Besides courses in biology, chemistry and the other sciences, the program at Minnesota was unique because of its heavy concentration on the psychology of coping with death.

“The teachers in that program were some of the pioneers in the techniques of grief counseling and death and dying,” he explained. It was this training that set Andy on his present course of focusing not only on the actual arrangements for the funeral but on helping people get through the ordeal.

“I try to help families actively work through their sorrow,” he explained.

The Fortunes have established a library of over 350 books on the subject of death and dying, giving the public a resource center to learn about the grief process. They also have an audio-video lending library that provides yet another opportunity to try and understand the process of dealing with the loss that accompanies death.

Andy also has been called on to give lectures and stage seminars all over the area that deal with this sensitive topic. “We've changed with the times and are proud to be at the forefront of the industry,” he said. Andy feels it is the human, personal touch provided by himself, his father and Michael Ryan, the firm's third funeral director, that sets them apart.

“Our focus is on the families for whom we provide these important services. We don't stand on ceremony. We are flexible “ in meeting each family's individual needs,” Andy said.

At Fortune Funeral Home the focus is not merely to prepare the deceased for burial, but more importantly to facilitate the survivors' reintegration into society.

To Andy Fortune it is not a job that he does, but a service he performs. That is a key distinction for him, because, as he said, jobs tend to get tedious. Helping people does not.

His father emphasized this point. “I've been here for 52 years, and I'd walk out tomorrow if I thought this was a job and not a service.”

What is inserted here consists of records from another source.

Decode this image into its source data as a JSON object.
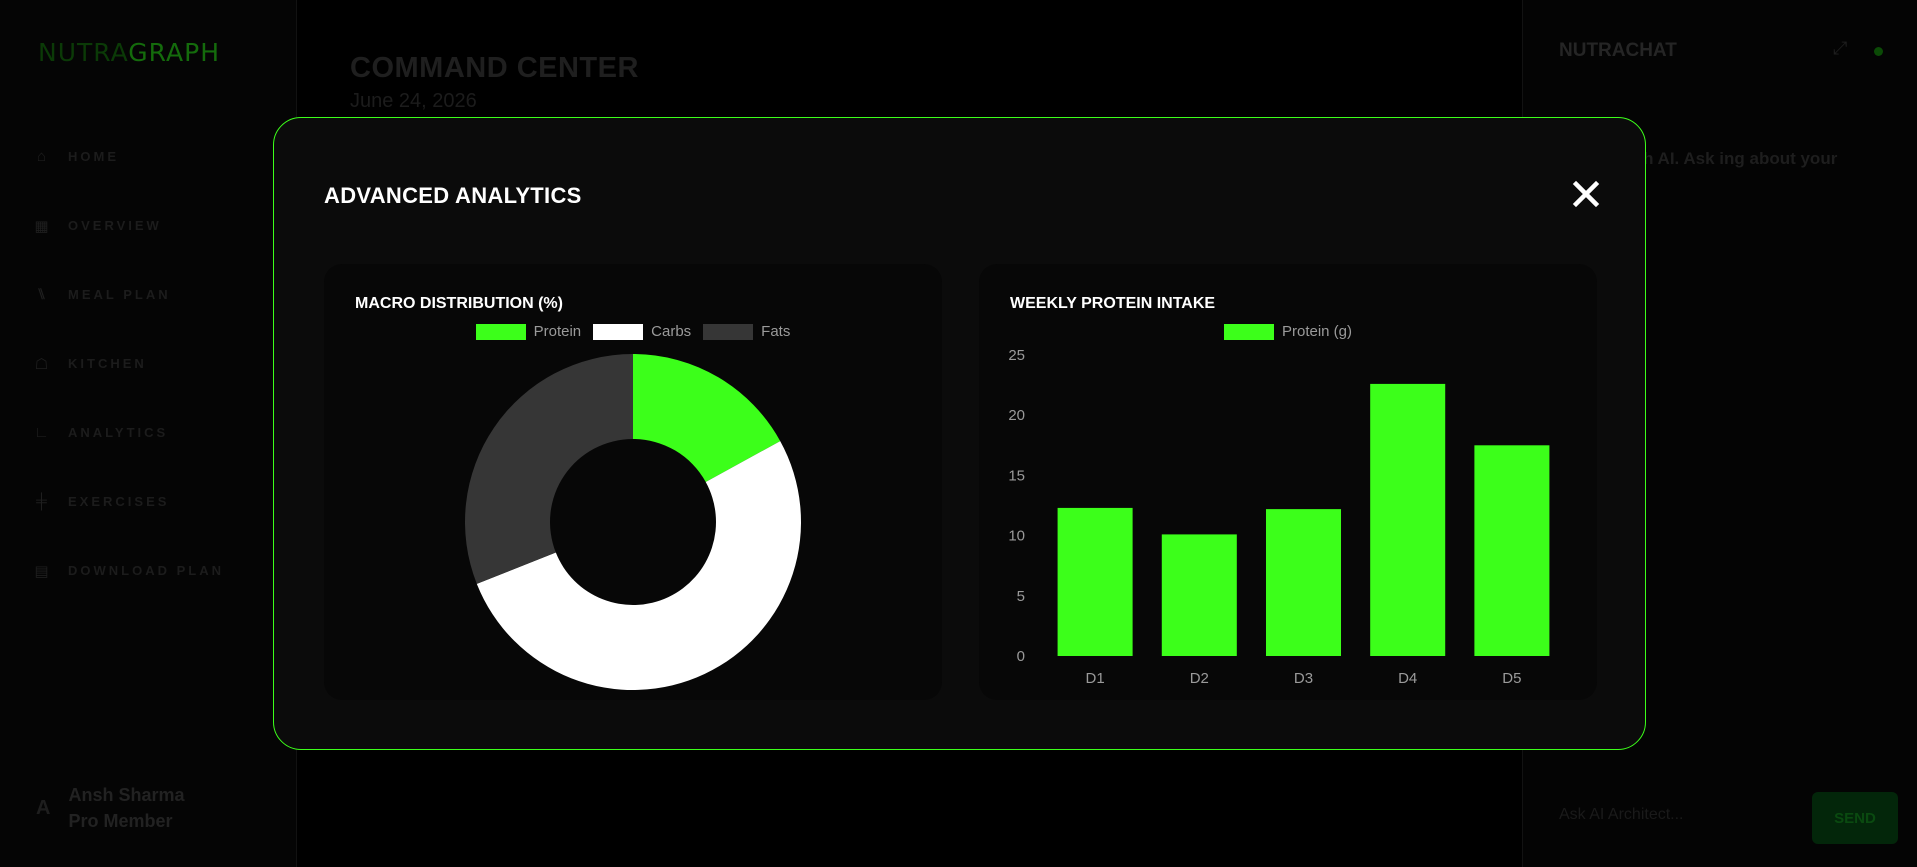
{
  "app": {
    "logo_a": "NUTRA",
    "logo_b": "GRAPH"
  },
  "sidebar": {
    "items": [
      {
        "label": "HOME",
        "icon": "home-icon"
      },
      {
        "label": "OVERVIEW",
        "icon": "grid-icon"
      },
      {
        "label": "MEAL PLAN",
        "icon": "utensils-icon"
      },
      {
        "label": "KITCHEN",
        "icon": "chef-hat-icon"
      },
      {
        "label": "ANALYTICS",
        "icon": "chart-icon"
      },
      {
        "label": "EXERCISES",
        "icon": "dumbbell-icon"
      },
      {
        "label": "DOWNLOAD PLAN",
        "icon": "file-icon"
      }
    ],
    "user": {
      "initial": "A",
      "name": "Ansh Sharma",
      "tier": "Pro Member"
    }
  },
  "main": {
    "title": "COMMAND CENTER",
    "date": "June 24, 2026"
  },
  "chat": {
    "title": "NUTRACHAT",
    "message": "NutraGraph AI. Ask ing about your diet.",
    "input_placeholder": "Ask AI Architect...",
    "send_label": "SEND"
  },
  "modal": {
    "title": "ADVANCED ANALYTICS",
    "close_glyph": "✕"
  },
  "colors": {
    "accent": "#3cff1a",
    "carbs": "#ffffff",
    "fats": "#363636"
  },
  "chart_data": [
    {
      "type": "pie",
      "variant": "doughnut",
      "title": "MACRO DISTRIBUTION (%)",
      "labels": [
        "Protein",
        "Carbs",
        "Fats"
      ],
      "values": [
        17,
        52,
        31
      ],
      "colors": [
        "#3cff1a",
        "#ffffff",
        "#363636"
      ],
      "legend": "top"
    },
    {
      "type": "bar",
      "title": "WEEKLY PROTEIN INTAKE",
      "categories": [
        "D1",
        "D2",
        "D3",
        "D4",
        "D5"
      ],
      "series": [
        {
          "name": "Protein (g)",
          "values": [
            12.3,
            10.1,
            12.2,
            22.6,
            17.5
          ],
          "color": "#3cff1a"
        }
      ],
      "ylim": [
        0,
        25
      ],
      "yticks": [
        0,
        5,
        10,
        15,
        20,
        25
      ],
      "legend": "top",
      "grid": false
    }
  ]
}
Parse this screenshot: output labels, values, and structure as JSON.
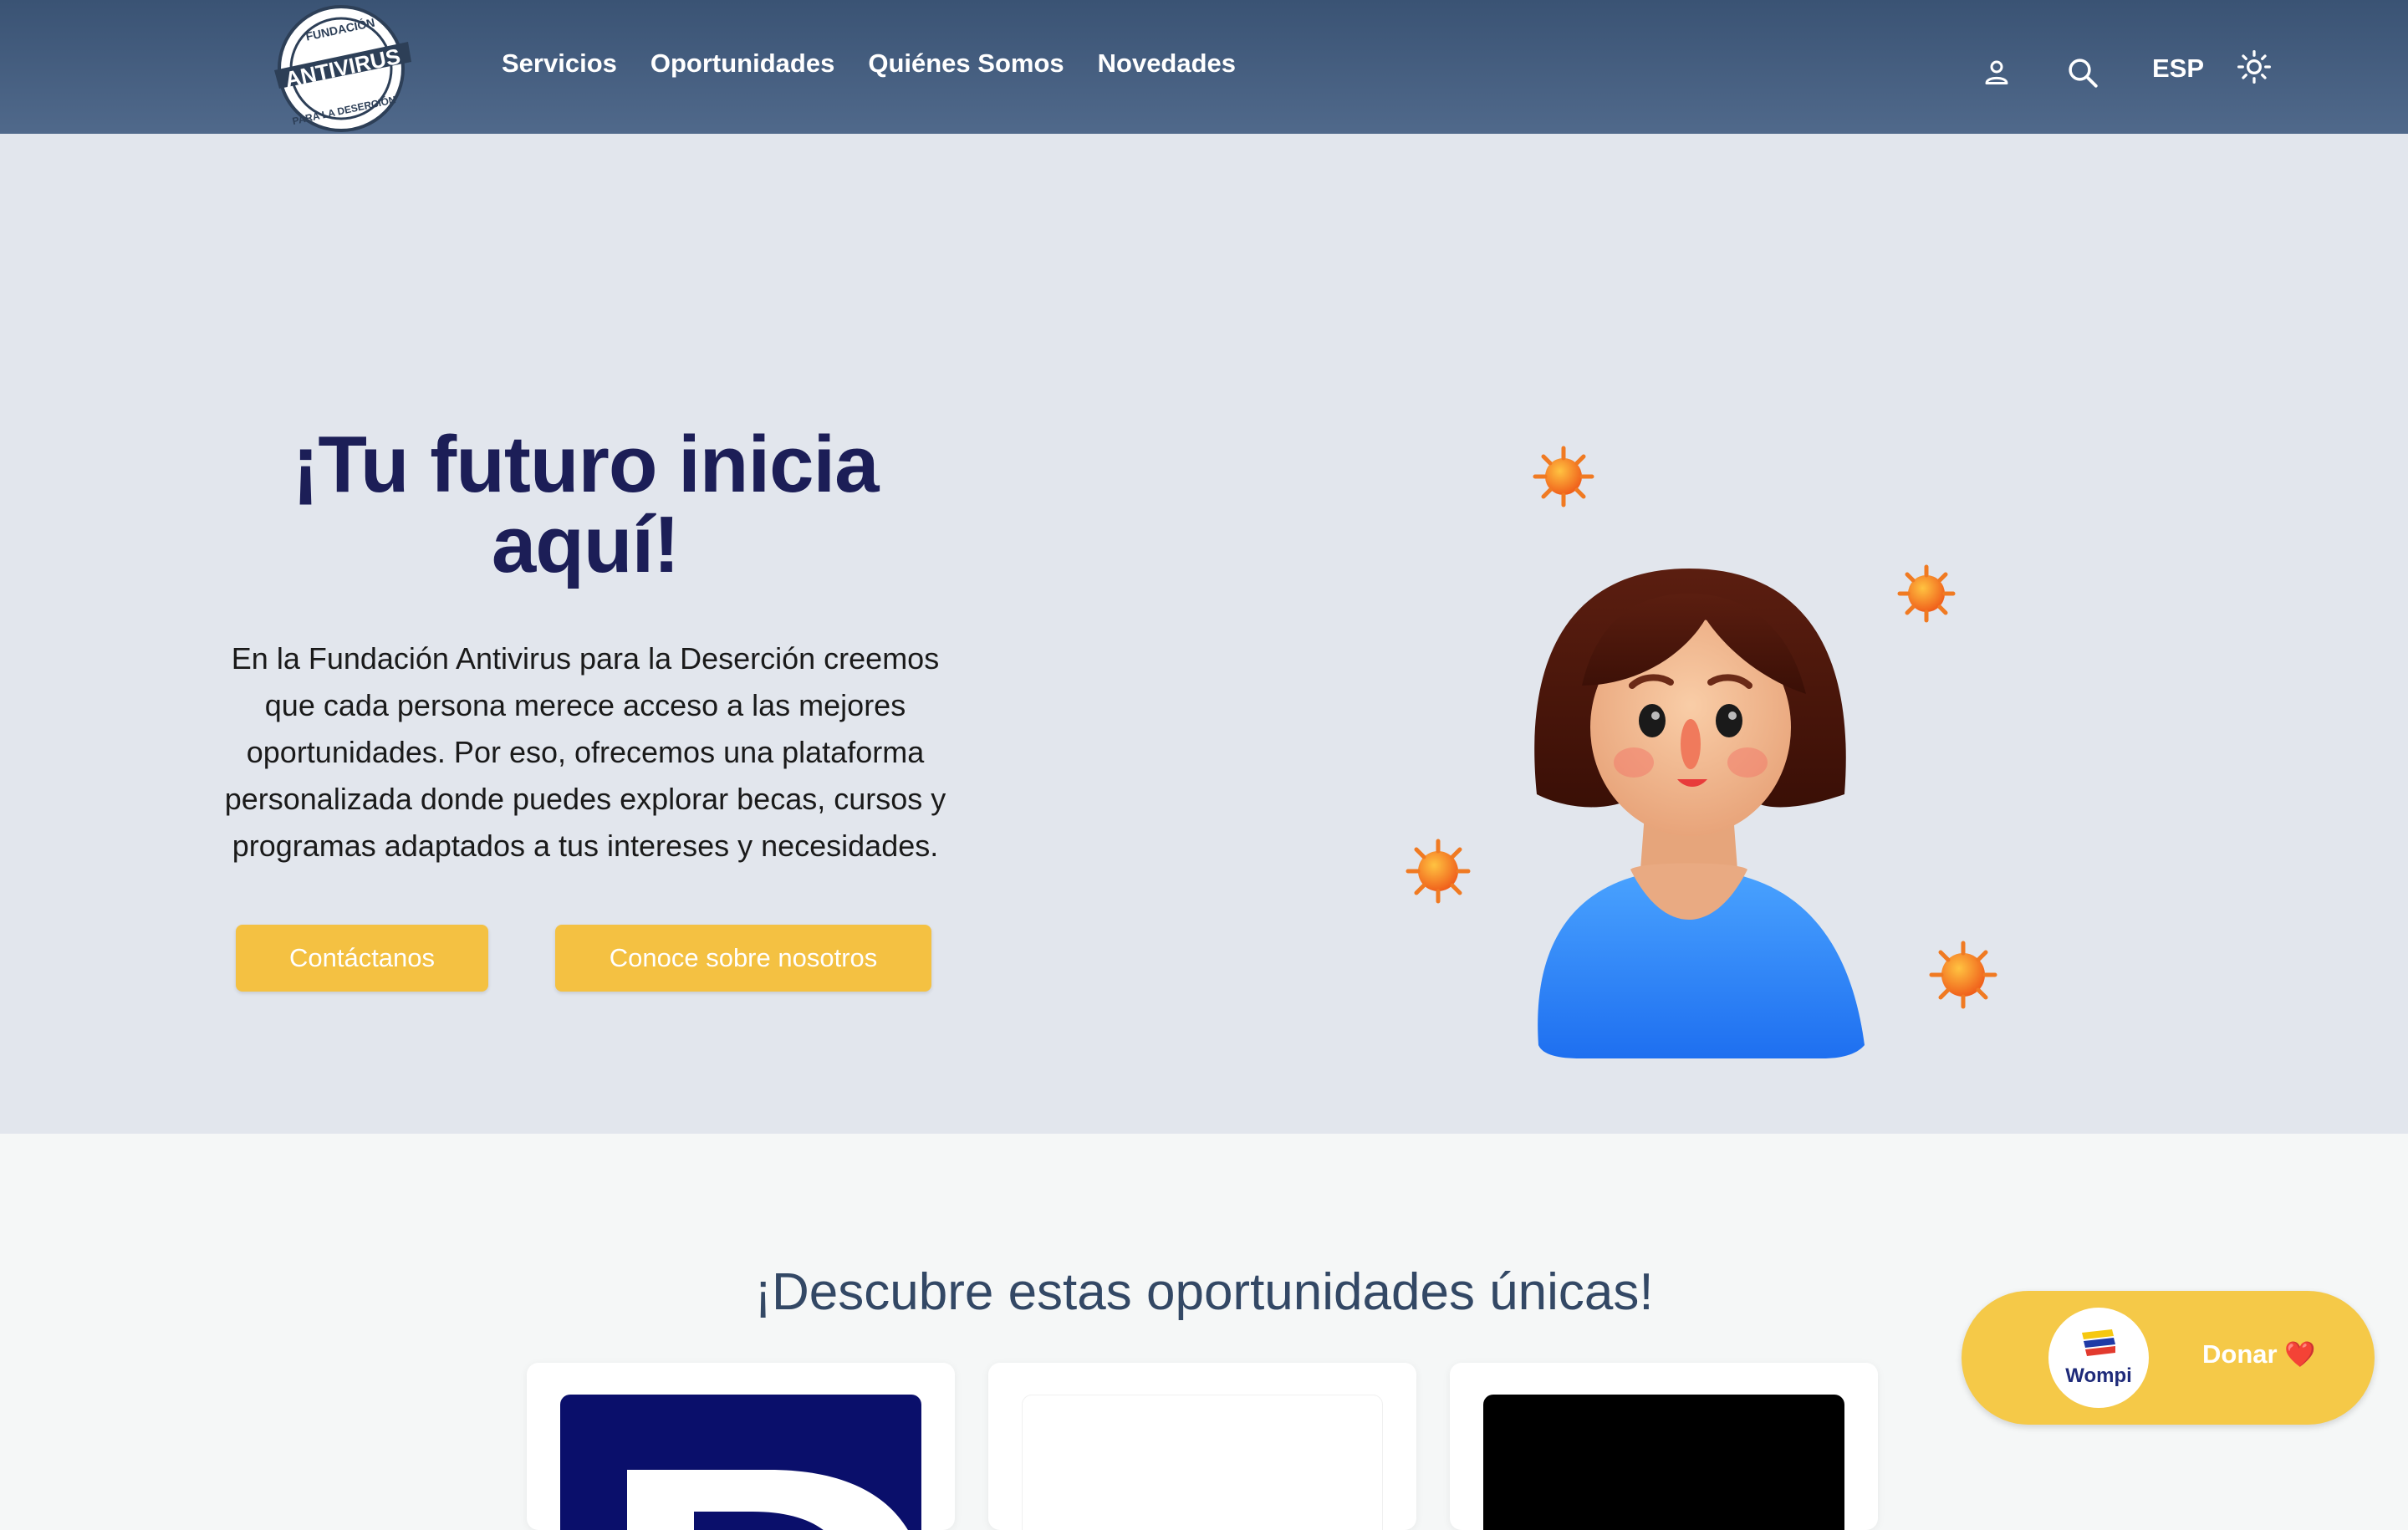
{
  "header": {
    "logo": {
      "top_text": "FUNDACIÓN",
      "main_text": "ANTIVIRUS",
      "bottom_text": "PARA LA DESERCIÓN"
    },
    "nav": [
      {
        "label": "Servicios"
      },
      {
        "label": "Oportunidades"
      },
      {
        "label": "Quiénes Somos"
      },
      {
        "label": "Novedades"
      }
    ],
    "language": "ESP",
    "icons": [
      "user-icon",
      "search-icon",
      "sun-icon"
    ]
  },
  "hero": {
    "title_line1": "¡Tu futuro inicia",
    "title_line2": "aquí!",
    "description": "En la Fundación Antivirus para la Deserción creemos que cada persona merece acceso a las mejores oportunidades. Por eso, ofrecemos una plataforma personalizada donde puedes explorar becas, cursos y programas adaptados a tus intereses y necesidades.",
    "buttons": {
      "contact": "Contáctanos",
      "about": "Conoce sobre nosotros"
    }
  },
  "opportunities": {
    "title": "¡Descubre estas oportunidades únicas!",
    "cards": [
      {
        "image": "navy-logo-image"
      },
      {
        "image": "blank-image"
      },
      {
        "image": "black-image"
      }
    ]
  },
  "donate": {
    "provider": "Wompi",
    "label": "Donar",
    "heart": "❤️"
  },
  "colors": {
    "header_top": "#3a5374",
    "header_bottom": "#50698b",
    "hero_bg": "#e2e6ed",
    "title": "#1c1e57",
    "button": "#f4c142",
    "section_title": "#334865"
  }
}
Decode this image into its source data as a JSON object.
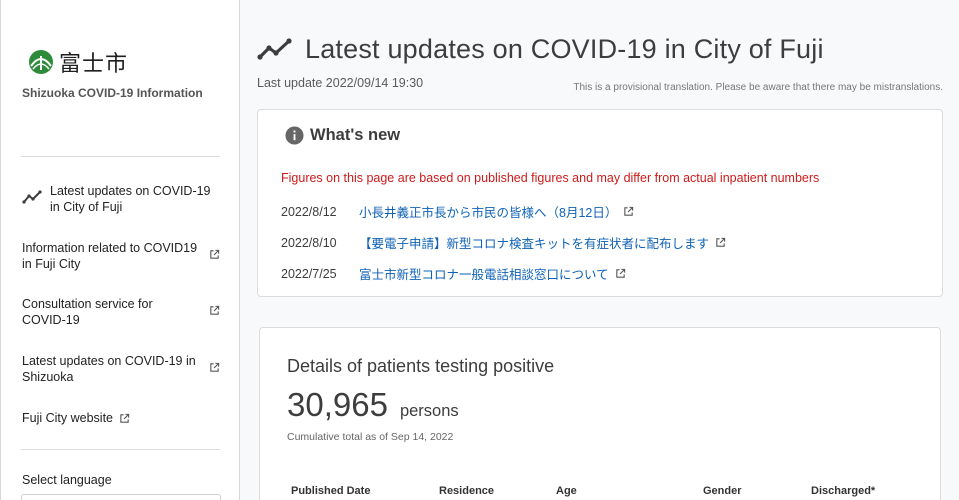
{
  "sidebar": {
    "logo_text": "富士市",
    "site_title": "Shizuoka COVID-19 Information",
    "nav": [
      {
        "label": "Latest updates on COVID-19 in City of Fuji",
        "icon": "chart-line-icon"
      },
      {
        "label": "Information related to COVID19 in Fuji City",
        "icon": "external-link-icon"
      },
      {
        "label": "Consultation service for COVID-19",
        "icon": "external-link-icon"
      },
      {
        "label": "Latest updates on COVID-19 in Shizuoka",
        "icon": "external-link-icon"
      },
      {
        "label": "Fuji City website",
        "icon": "external-link-icon"
      }
    ],
    "language_label": "Select language"
  },
  "header": {
    "title": "Latest updates on COVID-19 in City of Fuji",
    "last_update": "Last update 2022/09/14 19:30",
    "translation_note": "This is a provisional translation. Please be aware that there may be mistranslations."
  },
  "news": {
    "title": "What's new",
    "warning": "Figures on this page are based on published figures and may differ from actual inpatient numbers",
    "items": [
      {
        "date": "2022/8/12",
        "text": "小長井義正市長から市民の皆様へ（8月12日）"
      },
      {
        "date": "2022/8/10",
        "text": "【要電子申請】新型コロナ検査キットを有症状者に配布します"
      },
      {
        "date": "2022/7/25",
        "text": "富士市新型コロナ一般電話相談窓口について"
      }
    ]
  },
  "positives": {
    "title": "Details of patients testing positive",
    "value": "30,965",
    "unit": "persons",
    "note": "Cumulative total as of Sep 14, 2022",
    "columns": [
      "Published Date",
      "Residence",
      "Age",
      "Gender",
      "Discharged*"
    ]
  },
  "colors": {
    "accent_link": "#0f62b6",
    "warning": "#cc1b1b",
    "logo_green": "#2e8b3a"
  }
}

Andy summed it up when he said that Fortune Funeral Home has “a huge responsibility and a sacred trust."

As Andy Sr. said, “People have relied on us for the past 95 years, and we shall be here to serve our community for many years to come.”


Saranac Lake Adult Center newsletter, July 2013

Random Thoughts, Generation 2

by Ron Keough

. . . Bill [Madden] was very faithful to visiting the funeral homes in the Tri Lakes when someone died. . . As a part of the Keough family, providing funeral service to the area, I started at just past eight years old. At that time most of the wakes were in the home. That meant that before the deceased was brought home for what was often a three day wake, all the equipment and chairs had to be brought to the home where the wake was to be. In my early years, I went with funeral home staff, Jerry Primeau, Ray La Rose, Joe Maroun and my Dad, to arrange the house and set up the equipment. Velvet back [sic: black?] drapes, candles, kneeler, folding chairs, etc. Later, Dad began to call Madden's to do this with one of us from the funeral home to coordinate with the family. So the Madden family, and their staff really interacted with each family. When they were finished they were offered some thing to eat and something to drink. Whoever went from the funeral home was given a pocketful of silver dollars. Beyond paying Madden's for their services we gave each Madden employee a silver dollar. Dad gained the name of the "Silver Dollar Kid." If the times matched up the Madden's team, helped us bring the deceased into the home. The day of the funeral it was reversed except that the pall bearers carried the deceased from the house to the hearse. Then Maddens packed up all the equipment, left the chairs, and returned the equipment to our funeral home. One other part they played was when we provided the rescue and ambulance service for the community. There were times when my Dad was on a funeral, and the call came for the ambulance. I was sent back to meet the Madden's driver, who drove the ambulance and I attended the patient. So while there are many things Bill and the Madden family and staff did in terms of the community, they were also intimately involved with families in a time gone by. . . .

 

Comments:  During TB times, there was a rather morbid saying, "A Fortune awaits you in Saranac Lake."